Joel Neto

As pequenas coisas


Rubrica "Pai aos 50", de Joel Neto.

“Já viste, por exemplo, um parafuso?”, hei-de eu perguntar ao meu filho. Talvez devamos começar por apertar um, o que implicará desde logo uma decisão sobre que chave usar. Porque, à partida, um parafuso pode ser apertado com uma chave de fendas ou uma chave phillips, uma chave sextavada, uma chave de bocas (ou o correspondente roquete) e mais uma série de outras chaves, ferramentas e pontas – pozidriv, torx, allen, robertson, tri-wing, torq-set -, cada conjunto para a sua cabeça específica.

Depois há a rosca. De que parafuso estamos a falar: um parafuso para madeira ou para metal? Com ou sem porca? Normal, auto-roscante ou até autoperfurante (ou autoperfurante o suficiente para dispensar um berbequim)? E o material? É em ferro ou em latão, em bronze ou em titânio? Ah, é em aço? Comum ou inoxidável? E que comprimento precisa de ter esse parafuso? E que espessura? E que relação entre os dois? É para agregar que tipo de materiais, afinal? Com que funções? Durante quanto tempo? A partir de que posição? Com que espaço de manobra? E não será melhor levar anilhas?

Às vezes gosto de ir ao Nildo Neves e de ficar ali, com o Duarte e os outros, a conversar sobre parafusos. Outras vou à Electro Cruzeiro e deixo-me um bocado a percorrer com os dedos as mil gavetinhas com parafusos de todos os géneros e fitos. Nunca chego a aborrecer-me.

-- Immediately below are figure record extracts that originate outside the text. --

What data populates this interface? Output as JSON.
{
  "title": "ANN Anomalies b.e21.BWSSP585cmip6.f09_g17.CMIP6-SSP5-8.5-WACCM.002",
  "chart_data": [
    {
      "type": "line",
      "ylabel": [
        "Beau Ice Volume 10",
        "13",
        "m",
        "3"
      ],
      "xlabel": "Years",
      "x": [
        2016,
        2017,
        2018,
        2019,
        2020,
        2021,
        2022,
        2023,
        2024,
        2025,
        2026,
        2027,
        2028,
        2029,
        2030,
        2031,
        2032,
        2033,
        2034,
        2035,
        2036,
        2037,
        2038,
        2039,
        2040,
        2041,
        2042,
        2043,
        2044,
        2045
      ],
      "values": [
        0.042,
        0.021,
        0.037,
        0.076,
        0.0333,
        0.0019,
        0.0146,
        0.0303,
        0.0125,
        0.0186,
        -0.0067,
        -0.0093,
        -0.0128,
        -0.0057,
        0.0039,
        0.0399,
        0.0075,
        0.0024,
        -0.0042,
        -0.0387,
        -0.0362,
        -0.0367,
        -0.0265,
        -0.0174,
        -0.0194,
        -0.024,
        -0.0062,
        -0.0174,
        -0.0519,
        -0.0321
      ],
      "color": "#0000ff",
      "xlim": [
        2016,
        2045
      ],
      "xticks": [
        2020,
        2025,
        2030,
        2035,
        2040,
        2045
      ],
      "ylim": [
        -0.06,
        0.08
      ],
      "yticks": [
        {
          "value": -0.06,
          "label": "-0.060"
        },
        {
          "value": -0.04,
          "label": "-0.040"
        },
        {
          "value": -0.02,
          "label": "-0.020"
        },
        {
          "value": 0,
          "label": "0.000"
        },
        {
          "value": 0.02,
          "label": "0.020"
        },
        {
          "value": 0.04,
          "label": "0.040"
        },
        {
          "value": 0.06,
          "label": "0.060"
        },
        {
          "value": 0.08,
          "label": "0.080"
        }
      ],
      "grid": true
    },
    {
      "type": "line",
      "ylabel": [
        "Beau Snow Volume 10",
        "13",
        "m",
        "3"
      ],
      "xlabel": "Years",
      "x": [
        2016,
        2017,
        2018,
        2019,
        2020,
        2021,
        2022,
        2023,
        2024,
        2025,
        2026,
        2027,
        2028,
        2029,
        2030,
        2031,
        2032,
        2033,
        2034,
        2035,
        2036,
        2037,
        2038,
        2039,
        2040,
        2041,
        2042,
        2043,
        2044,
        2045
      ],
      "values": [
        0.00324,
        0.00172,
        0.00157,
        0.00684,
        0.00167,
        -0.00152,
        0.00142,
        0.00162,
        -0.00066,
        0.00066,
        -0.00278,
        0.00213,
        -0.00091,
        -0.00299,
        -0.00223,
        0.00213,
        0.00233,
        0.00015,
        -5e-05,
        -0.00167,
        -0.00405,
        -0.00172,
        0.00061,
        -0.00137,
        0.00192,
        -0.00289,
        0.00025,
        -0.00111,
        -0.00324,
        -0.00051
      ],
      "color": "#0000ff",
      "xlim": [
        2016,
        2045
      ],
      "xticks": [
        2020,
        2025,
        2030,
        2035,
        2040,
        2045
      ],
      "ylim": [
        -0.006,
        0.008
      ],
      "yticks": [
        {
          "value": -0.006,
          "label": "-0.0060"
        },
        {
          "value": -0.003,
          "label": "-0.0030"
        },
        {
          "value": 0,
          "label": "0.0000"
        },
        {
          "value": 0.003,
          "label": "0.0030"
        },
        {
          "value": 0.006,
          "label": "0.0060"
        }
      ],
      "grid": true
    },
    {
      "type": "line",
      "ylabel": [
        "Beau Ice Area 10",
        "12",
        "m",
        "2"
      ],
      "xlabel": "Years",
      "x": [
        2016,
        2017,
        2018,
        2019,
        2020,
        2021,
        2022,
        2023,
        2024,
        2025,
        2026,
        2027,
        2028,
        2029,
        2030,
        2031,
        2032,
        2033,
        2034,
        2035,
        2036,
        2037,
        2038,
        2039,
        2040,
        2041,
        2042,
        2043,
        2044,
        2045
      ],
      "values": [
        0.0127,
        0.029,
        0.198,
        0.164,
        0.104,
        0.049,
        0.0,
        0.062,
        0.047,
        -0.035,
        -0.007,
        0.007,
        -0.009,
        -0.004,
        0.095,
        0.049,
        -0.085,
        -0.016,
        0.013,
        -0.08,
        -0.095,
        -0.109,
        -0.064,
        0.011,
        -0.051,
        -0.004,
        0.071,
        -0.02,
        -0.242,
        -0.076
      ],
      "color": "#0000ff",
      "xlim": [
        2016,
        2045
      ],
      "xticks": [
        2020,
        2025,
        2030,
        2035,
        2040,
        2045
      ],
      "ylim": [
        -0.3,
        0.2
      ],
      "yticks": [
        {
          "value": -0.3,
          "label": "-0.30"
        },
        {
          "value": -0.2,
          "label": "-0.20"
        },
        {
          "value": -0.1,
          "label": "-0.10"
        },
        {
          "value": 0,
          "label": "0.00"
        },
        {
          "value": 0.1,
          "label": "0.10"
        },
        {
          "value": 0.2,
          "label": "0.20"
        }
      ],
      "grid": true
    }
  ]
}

Há uma coisa no parafuso que o incluiu automaticamente no rol das invenções abençoadas: a sua extraordinária simplicidade. De resto, a história comprova-o. Ainda a Antiguidade Clássica não se tinha concluído e já Arquimedes o usava, não para agregar, mas para transportar água de uma cota inferior para uma superior, moldando os seus princípios a outra utilização ainda. De lá para cá, o parafuso agregou noras e caleches, casas e automóveis, aviões, foguetões e microprocessadores tão minúsculos que cabem dentro deste supercomputador que levamos no bolso.

É incrível, o que o parafuso fez ao longo da sua história. Esteve em todo o lado, conheceu toda a gente, resolveu todos os problemas. Com um parafuso bem escolhido e apertado, dois materiais podem nem sequer conseguir separar-se, mesmo que queiram: quanto mais tentarem afastar-se, mais a força avassaladora daquela espiral os levará de volta para os braços um do outro.

E talvez eu consiga que o Artur seja capaz de se maravilhar com uma coisa assim, pronto. Com a possibilidade de entendê-la. De dominá-la. De apreciá-la – e de construir a partir dela uma narrativa. Já quanto à escolha do parafuso a usar, essa dou-lha de graça: em sendo nos Açores, sempre inoxidável. E mesmo assim é capaz de oxidar.